According to new Federal Deposit Insurance Corporation (FDIC) data released Wednesday, US banks saw a 2.5% decline in total deposits in the first quarter of the year.

It was the largest recorded outflow the FDIC had registered since such data first began being collected in 1984.

During the January to March period, US banks saw $472 billion in deposit outflows, making it the fourth quarter in a row of industry outflows. Uninsured funds made up the bulk of the decline according to the FDIC, which noted that there was actually a $255.1 billion increase in insured deposits, despite the recent failures of several regional banks.

FDIC chair Martin Gruenberg said, “The more lasting effects of the industry’s response to that stress may not become fully apparent until we’ve received the second-quarter results.”
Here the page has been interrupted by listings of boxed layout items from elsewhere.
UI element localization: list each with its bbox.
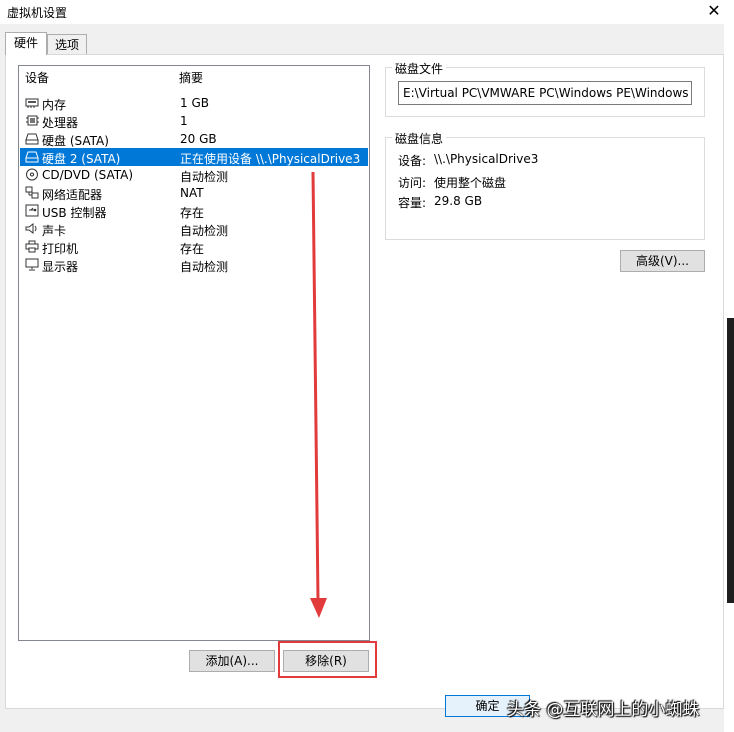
disk-file-group-label: 磁盘文件 — [392, 60, 447, 77]
column-header-summary[interactable]: 摘要 — [179, 69, 203, 86]
cd-dvd-icon — [26, 168, 38, 181]
printer-icon — [25, 240, 39, 253]
device-summary: 自动检测 — [180, 224, 229, 238]
disk-file-group: 磁盘文件 E:\Virtual PC\VMWARE PC\Windows PE\… — [385, 60, 705, 117]
device-name: 硬盘 2 (SATA) — [42, 152, 121, 166]
device-row-processor[interactable]: 处理器 1 — [20, 112, 368, 130]
device-row-network-adapter[interactable]: 网络适配器 NAT — [20, 184, 368, 202]
device-summary: 1 — [180, 114, 188, 128]
disk-info-group: 磁盘信息 设备: \\.\PhysicalDrive3 访问: 使用整个磁盘 容… — [385, 130, 705, 240]
device-summary: 正在使用设备 \\.\PhysicalDrive3 — [180, 152, 361, 166]
usb-icon — [25, 204, 39, 217]
memory-icon — [25, 98, 39, 108]
device-row-display[interactable]: 显示器 自动检测 — [20, 256, 368, 274]
hardware-panel: 设备 摘要 内存 1 GB 处理器 1 硬盘 (SATA) 20 GB 硬盘 2… — [5, 54, 724, 709]
background-window-edge — [727, 318, 734, 603]
device-row-sound-card[interactable]: 声卡 自动检测 — [20, 220, 368, 238]
remove-button-highlight — [278, 641, 377, 678]
device-summary: NAT — [180, 186, 204, 200]
sound-card-icon — [25, 223, 37, 234]
device-summary: 20 GB — [180, 132, 217, 146]
tab-hardware[interactable]: 硬件 — [5, 32, 47, 55]
access-label: 访问: — [398, 176, 427, 190]
device-summary: 存在 — [180, 242, 205, 256]
device-name: 声卡 — [42, 224, 67, 238]
device-list[interactable]: 设备 摘要 内存 1 GB 处理器 1 硬盘 (SATA) 20 GB 硬盘 2… — [18, 65, 370, 641]
hard-disk-icon — [25, 151, 39, 163]
title-bar: 虚拟机设置 ✕ — [0, 0, 734, 24]
device-summary: 自动检测 — [180, 260, 229, 274]
window-title: 虚拟机设置 — [7, 6, 68, 20]
watermark: 头条 @互联网上的小蜘蛛 — [507, 700, 700, 720]
device-name: 处理器 — [42, 116, 79, 130]
close-icon[interactable]: ✕ — [702, 1, 726, 21]
device-row-cd-dvd[interactable]: CD/DVD (SATA) 自动检测 — [20, 166, 368, 184]
tab-options[interactable]: 选项 — [47, 34, 87, 54]
display-icon — [25, 258, 39, 271]
device-row-memory[interactable]: 内存 1 GB — [20, 94, 368, 112]
processor-icon — [26, 115, 39, 126]
dialog-body: 硬件 选项 设备 摘要 内存 1 GB 处理器 1 硬盘 (SATA) 20 G… — [0, 24, 734, 732]
disk-info-group-label: 磁盘信息 — [392, 130, 447, 147]
device-row-hard-disk-2[interactable]: 硬盘 2 (SATA) 正在使用设备 \\.\PhysicalDrive3 — [20, 148, 368, 166]
device-row-printer[interactable]: 打印机 存在 — [20, 238, 368, 256]
device-name: 显示器 — [42, 260, 79, 274]
advanced-button[interactable]: 高级(V)... — [620, 250, 705, 272]
network-adapter-icon — [25, 186, 39, 199]
capacity-label: 容量: — [398, 196, 427, 210]
device-name: 打印机 — [42, 242, 79, 256]
device-name: USB 控制器 — [42, 206, 107, 220]
device-label: 设备: — [398, 154, 427, 168]
device-name: 内存 — [42, 98, 67, 112]
device-summary: 存在 — [180, 206, 205, 220]
device-summary: 自动检测 — [180, 170, 229, 184]
add-button[interactable]: 添加(A)... — [189, 650, 275, 672]
device-row-hard-disk[interactable]: 硬盘 (SATA) 20 GB — [20, 130, 368, 148]
device-summary: 1 GB — [180, 96, 209, 110]
device-row-usb-controller[interactable]: USB 控制器 存在 — [20, 202, 368, 220]
device-name: 硬盘 (SATA) — [42, 134, 109, 148]
column-header-device[interactable]: 设备 — [25, 69, 49, 86]
device-name: 网络适配器 — [42, 188, 103, 202]
capacity-value: 29.8 GB — [434, 194, 483, 208]
access-value: 使用整个磁盘 — [434, 176, 507, 190]
device-name: CD/DVD (SATA) — [42, 168, 134, 182]
device-value: \\.\PhysicalDrive3 — [434, 152, 539, 166]
disk-file-path-field[interactable]: E:\Virtual PC\VMWARE PC\Windows PE\Windo… — [398, 81, 692, 105]
hard-disk-icon — [25, 133, 39, 145]
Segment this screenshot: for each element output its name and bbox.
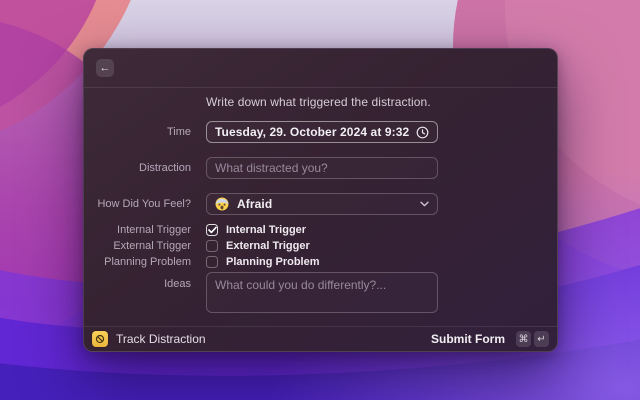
checkbox-box-planning[interactable] [206,256,218,268]
internal-trigger-label: Internal Trigger [117,224,191,236]
footer: Track Distraction Submit Form ⌘ ↵ [84,326,557,351]
ideas-textarea[interactable]: What could you do differently?... [206,272,438,313]
submit-label: Submit Form [431,332,505,346]
back-button[interactable]: ← [96,59,114,77]
planning-problem-row: Planning Problem Planning Problem [84,255,557,269]
command-key-icon: ⌘ [516,331,531,347]
ideas-row: Ideas What could you do differently?... [84,272,557,313]
submit-form-button[interactable]: Submit Form ⌘ ↵ [431,331,549,347]
checkbox-external-trigger[interactable]: External Trigger [206,240,310,252]
distraction-label: Distraction [139,162,191,174]
afraid-emoji-icon [215,197,229,211]
checkbox-text: External Trigger [226,240,310,252]
desktop: ← Write down what triggered the distract… [0,0,640,400]
external-trigger-row: External Trigger External Trigger [84,239,557,253]
time-row: Time Tuesday, 29. October 2024 at 9:32 [84,121,557,143]
distraction-input[interactable]: What distracted you? [206,157,438,179]
no-distraction-icon [92,331,108,347]
time-label: Time [166,126,191,138]
return-key-icon: ↵ [534,331,549,347]
external-trigger-label: External Trigger [113,240,191,252]
checkbox-text: Internal Trigger [226,224,307,236]
feeling-dropdown[interactable]: Afraid [206,193,438,215]
internal-trigger-row: Internal Trigger Internal Trigger [84,223,557,237]
time-value: Tuesday, 29. October 2024 at 9:32 [215,125,410,139]
app-name: Track Distraction [116,332,206,346]
ideas-label: Ideas [164,278,191,290]
distraction-placeholder: What distracted you? [215,161,328,175]
planning-problem-label: Planning Problem [104,256,191,268]
feeling-value: Afraid [237,197,273,211]
titlebar: ← [84,49,557,88]
back-arrow-icon: ← [99,62,111,74]
chevron-down-icon [420,201,429,207]
checkbox-text: Planning Problem [226,256,320,268]
checkbox-internal-trigger[interactable]: Internal Trigger [206,224,306,236]
track-distraction-window: ← Write down what triggered the distract… [83,48,558,352]
form: Write down what triggered the distractio… [84,87,557,326]
checkbox-box-external[interactable] [206,240,218,252]
feeling-row: How Did You Feel? Afraid [84,193,557,215]
form-description: Write down what triggered the distractio… [206,95,431,109]
ideas-placeholder: What could you do differently?... [215,278,387,292]
feeling-label: How Did You Feel? [97,198,191,210]
checkbox-planning-problem[interactable]: Planning Problem [206,256,320,268]
check-icon [207,226,217,234]
clock-icon [416,126,429,139]
distraction-row: Distraction What distracted you? [84,157,557,179]
time-field[interactable]: Tuesday, 29. October 2024 at 9:32 [206,121,438,143]
checkbox-box-internal[interactable] [206,224,218,236]
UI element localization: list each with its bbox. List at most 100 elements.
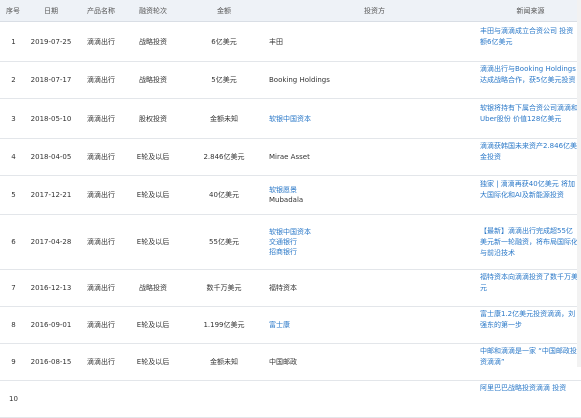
row-round: E轮及以后 — [127, 175, 179, 215]
row-investors: Booking Holdings — [269, 61, 480, 99]
row-round: 战略投资 — [127, 269, 179, 307]
row-product: 滴滴出行 — [75, 214, 127, 270]
news-link[interactable]: 阿里巴巴战略投资滴滴 投资 — [480, 381, 579, 417]
row-number: 3 — [0, 98, 27, 139]
row-product — [75, 380, 127, 418]
news-link[interactable]: 软银将持有下属合资公司滴滴和Uber股份 价值128亿美元 — [480, 101, 579, 137]
row-news: 富士康1.2亿美元投资滴滴，刘强东的第一步 — [480, 306, 581, 344]
investor-link[interactable]: 富士康 — [269, 320, 480, 330]
row-news: 中邮和滴滴是一家 “中国邮政投资滴滴” — [480, 343, 581, 381]
row-investors: 丰田 — [269, 21, 480, 62]
row-date: 2016-12-13 — [27, 269, 75, 307]
news-link[interactable]: 中邮和滴滴是一家 “中国邮政投资滴滴” — [480, 344, 579, 380]
row-date: 2017-04-28 — [27, 214, 75, 270]
row-news: 丰田与滴滴成立合资公司 投资额6亿美元 — [480, 21, 581, 62]
row-number: 2 — [0, 61, 27, 99]
row-news: 【最新】滴滴出行完成超55亿美元新一轮融资，将布局国际化与前沿技术 — [480, 214, 581, 270]
table-row: 2 2018-07-17 滴滴出行 战略投资 5亿美元 Booking Holdings 滴… — [0, 61, 581, 99]
row-investors: 软银中国资本 交通银行 招商银行 — [269, 214, 480, 270]
row-investors: 中国邮政 — [269, 343, 480, 381]
investor-link[interactable]: 软银愿景 — [269, 185, 480, 195]
row-news: 福特资本向滴滴投资了数千万美元 — [480, 269, 581, 307]
row-news: 滴滴获韩国未来资产2.846亿美金投资 — [480, 138, 581, 176]
row-product: 滴滴出行 — [75, 175, 127, 215]
row-number: 7 — [0, 269, 27, 307]
row-investors — [269, 380, 480, 418]
row-date: 2018-04-05 — [27, 138, 75, 176]
row-round: E轮及以后 — [127, 214, 179, 270]
table-row: 9 2016-08-15 滴滴出行 E轮及以后 金额未知 中国邮政 中邮和滴滴是一家 “中国… — [0, 343, 581, 381]
row-number: 4 — [0, 138, 27, 176]
row-news: 阿里巴巴战略投资滴滴 投资 — [480, 380, 581, 418]
header-date: 日期 — [27, 0, 75, 22]
news-link[interactable]: 滴滴获韩国未来资产2.846亿美金投资 — [480, 139, 579, 175]
row-date: 2019-07-25 — [27, 21, 75, 62]
row-news: 软银将持有下属合资公司滴滴和Uber股份 价值128亿美元 — [480, 98, 581, 139]
row-number: 1 — [0, 21, 27, 62]
row-date: 2016-09-01 — [27, 306, 75, 344]
row-amount: 2.846亿美元 — [179, 138, 269, 176]
row-amount: 数千万美元 — [179, 269, 269, 307]
vertical-scrollbar[interactable] — [577, 0, 581, 367]
row-investors: 富士康 — [269, 306, 480, 344]
row-product: 滴滴出行 — [75, 138, 127, 176]
funding-table: 序号 日期 产品名称 融资轮次 金额 投资方 新闻来源 1 2019-07-25 滴… — [0, 0, 581, 418]
row-amount: 40亿美元 — [179, 175, 269, 215]
row-amount — [179, 380, 269, 418]
row-investors: 福特资本 — [269, 269, 480, 307]
investor-link[interactable]: 软银中国资本 — [269, 227, 480, 237]
header-news: 新闻来源 — [480, 0, 581, 22]
row-date: 2018-07-17 — [27, 61, 75, 99]
row-amount: 5亿美元 — [179, 61, 269, 99]
table-row: 3 2018-05-10 滴滴出行 股权投资 金额未知 软银中国资本 软银将持有下属合资公司… — [0, 98, 581, 139]
investor-name: 福特资本 — [269, 284, 297, 292]
investor-name: Mubadala — [269, 196, 304, 204]
news-link[interactable]: 滴滴出行与Booking Holdings达成战略合作，获5亿美元投资 — [480, 62, 579, 98]
row-news: 独家 | 滴滴再获40亿美元 将加大国际化和AI及新能源投资 — [480, 175, 581, 215]
news-link[interactable]: 富士康1.2亿美元投资滴滴，刘强东的第一步 — [480, 307, 579, 343]
news-link[interactable]: 丰田与滴滴成立合资公司 投资额6亿美元 — [480, 24, 579, 60]
row-number: 10 — [0, 380, 27, 418]
row-product: 滴滴出行 — [75, 21, 127, 62]
row-amount: 1.199亿美元 — [179, 306, 269, 344]
investor-link[interactable]: 交通银行 — [269, 237, 480, 247]
header-round: 融资轮次 — [127, 0, 179, 22]
table-row: 8 2016-09-01 滴滴出行 E轮及以后 1.199亿美元 富士康 富士康1.2亿美元… — [0, 306, 581, 344]
news-link[interactable]: 福特资本向滴滴投资了数千万美元 — [480, 270, 579, 306]
row-amount: 55亿美元 — [179, 214, 269, 270]
investor-link[interactable]: 招商银行 — [269, 247, 480, 257]
row-amount: 6亿美元 — [179, 21, 269, 62]
table-header: 序号 日期 产品名称 融资轮次 金额 投资方 新闻来源 — [0, 0, 581, 22]
row-product: 滴滴出行 — [75, 343, 127, 381]
row-round: 战略投资 — [127, 21, 179, 62]
investor-link[interactable]: 软银中国资本 — [269, 114, 480, 124]
investor-name: 丰田 — [269, 37, 283, 46]
news-link[interactable]: 独家 | 滴滴再获40亿美元 将加大国际化和AI及新能源投资 — [480, 177, 579, 213]
table-row: 10 阿里巴巴战略投资滴滴 投资 — [0, 380, 581, 418]
header-investors: 投资方 — [269, 0, 480, 22]
row-number: 9 — [0, 343, 27, 381]
investor-name: Mirae Asset — [269, 153, 310, 161]
row-amount: 金额未知 — [179, 98, 269, 139]
row-number: 5 — [0, 175, 27, 215]
row-number: 6 — [0, 214, 27, 270]
row-investors: 软银中国资本 — [269, 98, 480, 139]
table-row: 6 2017-04-28 滴滴出行 E轮及以后 55亿美元 软银中国资本 交通银行 招商银行【… — [0, 214, 581, 270]
row-round: 股权投资 — [127, 98, 179, 139]
row-product: 滴滴出行 — [75, 269, 127, 307]
news-link[interactable]: 【最新】滴滴出行完成超55亿美元新一轮融资，将布局国际化与前沿技术 — [480, 224, 579, 260]
row-product: 滴滴出行 — [75, 306, 127, 344]
row-investors: 软银愿景 Mubadala — [269, 175, 480, 215]
row-amount: 金额未知 — [179, 343, 269, 381]
table-row: 7 2016-12-13 滴滴出行 战略投资 数千万美元 福特资本 福特资本向滴滴投资了数千… — [0, 269, 581, 307]
investor-name: 中国邮政 — [269, 358, 297, 366]
row-round: 战略投资 — [127, 61, 179, 99]
row-product: 滴滴出行 — [75, 61, 127, 99]
row-number: 8 — [0, 306, 27, 344]
row-investors: Mirae Asset — [269, 138, 480, 176]
row-round: E轮及以后 — [127, 138, 179, 176]
table-row: 5 2017-12-21 滴滴出行 E轮及以后 40亿美元 软银愿景 Mubadala 独家 … — [0, 175, 581, 215]
table-row: 4 2018-04-05 滴滴出行 E轮及以后 2.846亿美元 Mirae Asset 滴… — [0, 138, 581, 176]
table-row: 1 2019-07-25 滴滴出行 战略投资 6亿美元 丰田 丰田与滴滴成立合资公司 投资额… — [0, 21, 581, 62]
row-round: E轮及以后 — [127, 343, 179, 381]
The report did not include First Republic Bank, which became the third major lender to collapse this year when it fell, on May 1st.

The FDIC also noted that its “problem list” of banks which were under closer observation had increased by four to 43 banks, and that the amount of total assets held by those banks increased to $58 billion.

Gruenberg warned that inflation, rising rates, and other economic pressures such as the decline in commercial real estate properties, continued to pose risks to the US banking sector.

On Wednesday, the S&P 500 bank index fell 2.6% after the report came out, hitting its lowest reading in two weeks. The DOW Jones Industrial Average fell 0.4%, or 130 points, as the Nasdaq fell 0.6%.